By Talal Alharbi
1 September 2014
This year Saudi women participated at the 2012 Olympics for the first time.
Talking about Saudi Arabia, international reports and analyses usually raise the issue of Saudi women being deprived of their rights.
In fact, these reports and analyses are written in accordance with the western perception of human rights that they think are suitable for every country. Unfortunately, that is not correct. Social, traditional and religious values play a role in determining the rights and responsibilities of individuals in every country. Those who write reports about rights deprivation in Saudi Arabia do not understand our society and traditions.
We can also say that women in the West are treated as subordinates to men. We all remember the feminist movements that advocated women’s freedom but fizzled out because their noble cause was hijacked by human traders who exploited women as sex commodity. There are many examples to support our claim.
What the initiators of these subjective reports do not understand is that every society has its unique system; as such we can’t tailor the Western standards to fit our society.
These people must also understand that our religion gives due respect to women and protects their rights and dignity as human beings. We acknowledge that there may be malpractices and they are because of the wrong application of rules by some ignorant people.
To those who do not know, we say Saudi Arabia has unique societal conditions that are not limited to our women, but to all classes of the society. However, we cannot deny the fact that we are not an ideal society. We have problems and conditions that need to be addressed and solved. But what is more important is the correct assessment of the problem without exaggerating or belittling it. In other words, we have to take into account the whole picture — to see the forest and not only a few trees.
As such, when we deal with any problem we should do so by taking into consideration interests of the society as a whole and not the interest of one party at the cost of others. This is our logic when dealing with the issue of Saudi women.
Before considering any idea or suggestion, we try to improve women’s conditions to make the whole society productive and enable our women to help themselves and the society.
There are some issues that prevent Saudi woman from playing a major role in society. These include the nature of the woman and how she wants to be seen at home and abroad. We have to admit that the Saudi woman is an active and positive member of our society and that she has proven herself in many fields, including education, workplace or in other activities.
However, negative portrayal of women affects their condition. Unfortunately, Arab and the foreign media present Saudi women as backward, lacking human qualities and violating customs and traditions. These negative stereotyping has sullied her image. The good thing is that the Saudi society has rejected these and is countering the practice to protect the integrity of women. There are women who take to media in a way not in accordance with their tradition or religion.

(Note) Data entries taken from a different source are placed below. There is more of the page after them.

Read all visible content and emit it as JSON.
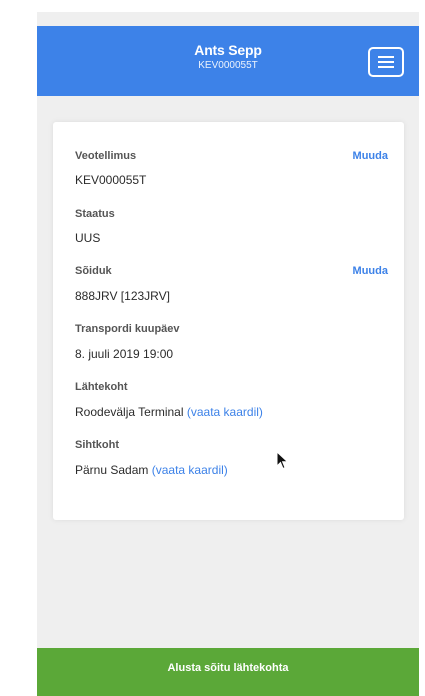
{
  "header": {
    "user_name": "Ants Sepp",
    "order_code": "KEV000055T"
  },
  "details": {
    "order_label": "Veotellimus",
    "order_value": "KEV000055T",
    "order_edit": "Muuda",
    "status_label": "Staatus",
    "status_value": "UUS",
    "vehicle_label": "Sõiduk",
    "vehicle_value": "888JRV [123JRV]",
    "vehicle_edit": "Muuda",
    "transport_date_label": "Transpordi kuupäev",
    "transport_date_value": "8. juuli 2019 19:00",
    "origin_label": "Lähtekoht",
    "origin_value": "Roodevälja Terminal",
    "origin_map_link": "(vaata kaardil)",
    "destination_label": "Sihtkoht",
    "destination_value": "Pärnu Sadam",
    "destination_map_link": "(vaata kaardil)"
  },
  "footer": {
    "start_trip_label": "Alusta sõitu lähtekohta"
  },
  "colors": {
    "header_blue": "#3d82e8",
    "footer_green": "#5ba838",
    "link_blue": "#3d82e8"
  }
}
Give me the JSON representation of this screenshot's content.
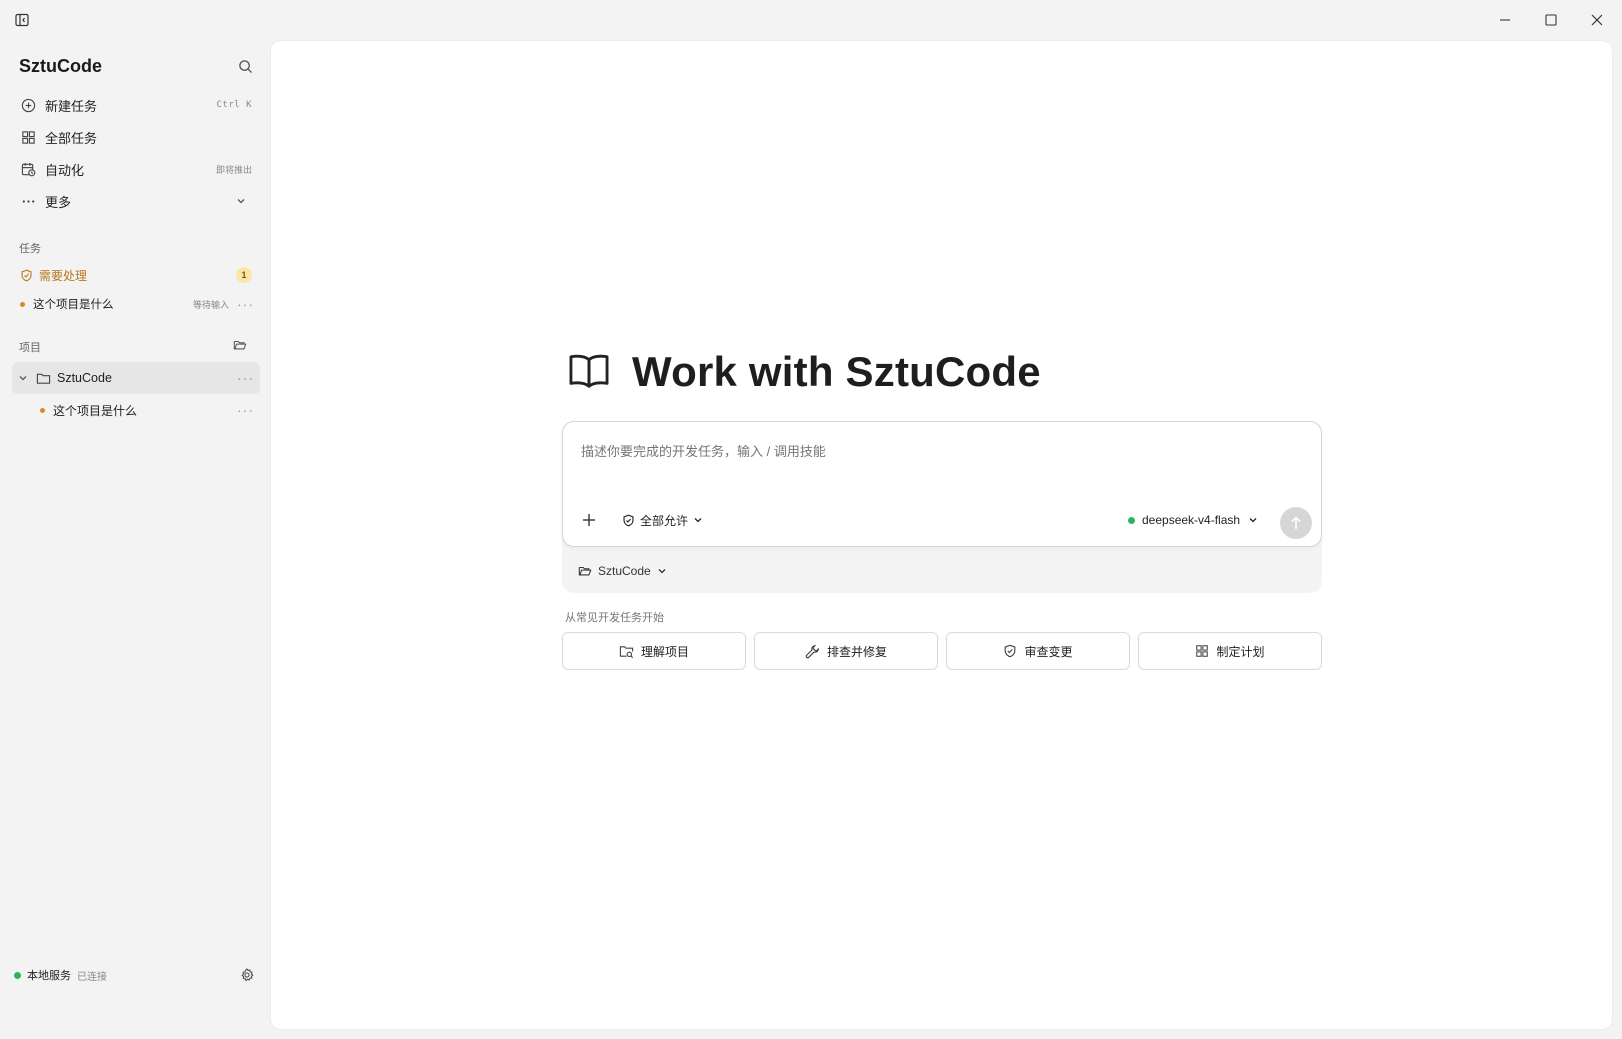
{
  "titlebar": {
    "toggle_icon": "sidebar-toggle-icon",
    "minimize_icon": "minimize-icon",
    "maximize_icon": "maximize-icon",
    "close_icon": "close-icon"
  },
  "sidebar": {
    "brand": "SztuCode",
    "nav": [
      {
        "label": "新建任务",
        "shortcut": "Ctrl K",
        "icon": "plus-circle-icon"
      },
      {
        "label": "全部任务",
        "icon": "grid-icon"
      },
      {
        "label": "自动化",
        "tag": "即将推出",
        "icon": "calendar-clock-icon"
      },
      {
        "label": "更多",
        "icon": "ellipsis-icon"
      }
    ],
    "tasks_section": "任务",
    "needs_attention": {
      "label": "需要处理",
      "count": "1"
    },
    "task_item": {
      "label": "这个项目是什么",
      "status": "等待输入"
    },
    "projects_section": "项目",
    "project": {
      "name": "SztuCode"
    },
    "project_task": {
      "label": "这个项目是什么"
    },
    "footer": {
      "service_label": "本地服务",
      "service_status": "已连接"
    }
  },
  "main": {
    "hero_title": "Work with SztuCode",
    "composer": {
      "placeholder": "描述你要完成的开发任务，输入 / 调用技能",
      "permission_label": "全部允许",
      "model_label": "deepseek-v4-flash",
      "project_selector": "SztuCode"
    },
    "starters_label": "从常见开发任务开始",
    "starters": [
      {
        "label": "理解项目",
        "icon": "folder-search-icon"
      },
      {
        "label": "排查并修复",
        "icon": "wrench-icon"
      },
      {
        "label": "审查变更",
        "icon": "shield-icon"
      },
      {
        "label": "制定计划",
        "icon": "layout-grid-icon"
      }
    ]
  },
  "colors": {
    "accent_green": "#2fb35b",
    "attention_amber": "#b7791f",
    "dot_orange": "#e08a1e"
  }
}
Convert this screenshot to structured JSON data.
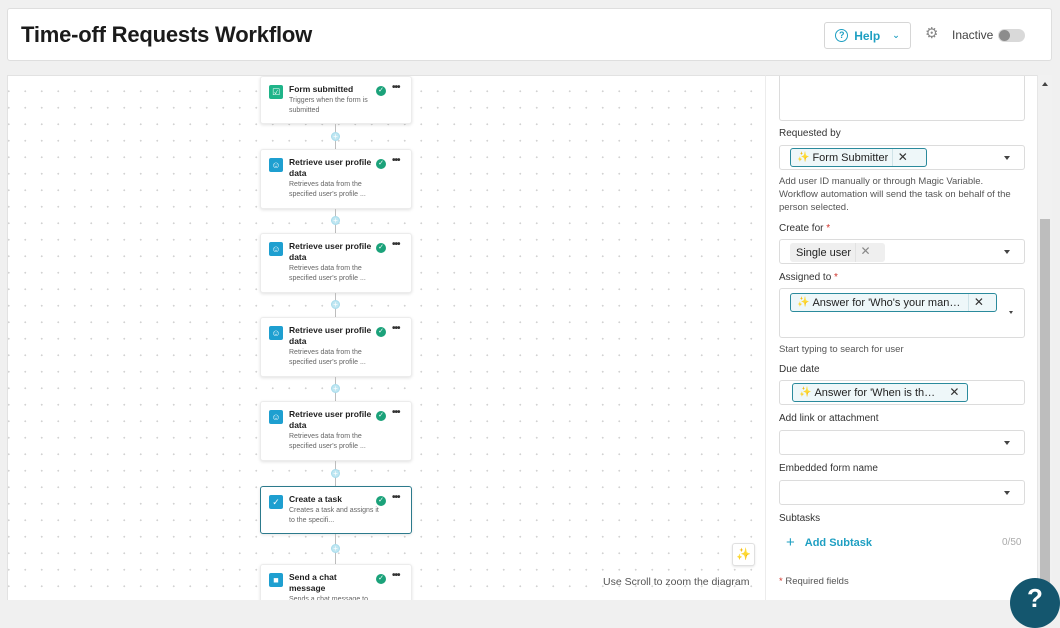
{
  "header": {
    "title": "Time-off Requests Workflow",
    "help_label": "Help",
    "help_icon": "question-circle-icon",
    "settings_icon": "gear-icon",
    "status_label": "Inactive",
    "status_active": false
  },
  "canvas": {
    "nodes": [
      {
        "title": "Form submitted",
        "description": "Triggers when the form is submitted",
        "icon": "form-icon",
        "icon_color": "#1fb489",
        "status": "complete",
        "selected": false
      },
      {
        "title": "Retrieve user profile data",
        "description": "Retrieves data from the specified user's profile ...",
        "icon": "user-icon",
        "icon_color": "#1e9fd0",
        "status": "complete",
        "selected": false
      },
      {
        "title": "Retrieve user profile data",
        "description": "Retrieves data from the specified user's profile ...",
        "icon": "user-icon",
        "icon_color": "#1e9fd0",
        "status": "complete",
        "selected": false
      },
      {
        "title": "Retrieve user profile data",
        "description": "Retrieves data from the specified user's profile ...",
        "icon": "user-icon",
        "icon_color": "#1e9fd0",
        "status": "complete",
        "selected": false
      },
      {
        "title": "Retrieve user profile data",
        "description": "Retrieves data from the specified user's profile ...",
        "icon": "user-icon",
        "icon_color": "#1e9fd0",
        "status": "complete",
        "selected": false
      },
      {
        "title": "Create a task",
        "description": "Creates a task and assigns it to the specifi...",
        "icon": "checkbox-icon",
        "icon_color": "#1e9fd0",
        "status": "complete",
        "selected": true
      },
      {
        "title": "Send a chat message",
        "description": "Sends a chat message to one or more specified...",
        "icon": "chat-icon",
        "icon_color": "#1e9fd0",
        "status": "complete",
        "selected": false
      }
    ],
    "zoom_hint": "Use Scroll to zoom the diagram",
    "magic_button_icon": "magic-wand-icon"
  },
  "panel": {
    "requested_by": {
      "label": "Requested by",
      "chip": "Form Submitter",
      "help": "Add user ID manually or through Magic Variable. Workflow automation will send the task on behalf of the person selected."
    },
    "create_for": {
      "label": "Create for",
      "required": "*",
      "chip": "Single user"
    },
    "assigned_to": {
      "label": "Assigned to",
      "required": "*",
      "chip": "Answer for 'Who's your manager?'",
      "help": "Start typing to search for user"
    },
    "due_date": {
      "label": "Due date",
      "chip": "Answer for 'When is th…"
    },
    "link_attachment": {
      "label": "Add link or attachment",
      "value": ""
    },
    "embedded_form": {
      "label": "Embedded form name",
      "value": ""
    },
    "subtasks": {
      "label": "Subtasks",
      "add_label": "Add Subtask",
      "count": "0/50"
    },
    "required_note": "Required fields",
    "required_mark": "*"
  },
  "fab": {
    "label": "?"
  },
  "colors": {
    "accent": "#1e9fc2",
    "success": "#1ba27a",
    "chip_border": "#2a8a9c",
    "fab": "#14566e"
  }
}
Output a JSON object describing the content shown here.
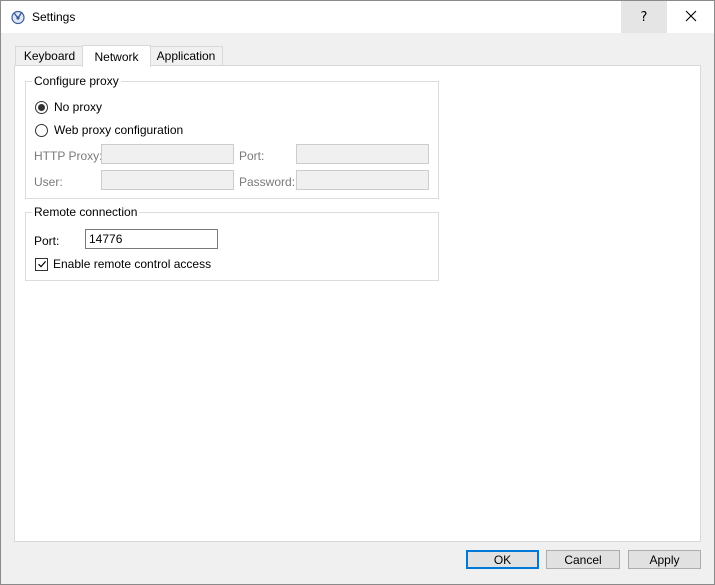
{
  "window": {
    "title": "Settings",
    "help_glyph": "?",
    "close_glyph": "✕"
  },
  "tabs": [
    {
      "label": "Keyboard",
      "active": false
    },
    {
      "label": "Network",
      "active": true
    },
    {
      "label": "Application",
      "active": false
    }
  ],
  "proxy": {
    "legend": "Configure proxy",
    "options": [
      {
        "label": "No proxy",
        "selected": true
      },
      {
        "label": "Web proxy configuration",
        "selected": false
      }
    ],
    "http_proxy_label": "HTTP Proxy:",
    "http_proxy_value": "",
    "port_label": "Port:",
    "port_value": "",
    "user_label": "User:",
    "user_value": "",
    "password_label": "Password:",
    "password_value": ""
  },
  "remote": {
    "legend": "Remote connection",
    "port_label": "Port:",
    "port_value": "14776",
    "enable_label": "Enable remote control access",
    "enable_checked": true
  },
  "buttons": {
    "ok": "OK",
    "cancel": "Cancel",
    "apply": "Apply"
  },
  "colors": {
    "accent": "#0078d7",
    "close_red": "#e81123"
  }
}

Personally, I do not object to women presenting themselves on the media, but I reject their claim that they represent the typical Saudi woman. What I am calling for is not to ban these women from appearing on TV, but to show the other picture of Saudi women.
What is needed is that women should play their role in demanding their rights, diversify their methods, accept what is possible and wait until the society is convinced with their demands. Take the issue of car driving, for example. In fact, there is no law that prohibits women from being behind the wheel, but it is a widely accepted norm that they don’t drive. As such, women should accept simple things. First they should be allowed to drive in certain conditions such as taking their children to school or sick family members to hospitals. This is a wise thing women could do at this stage. Being stubborn won’t support their cause.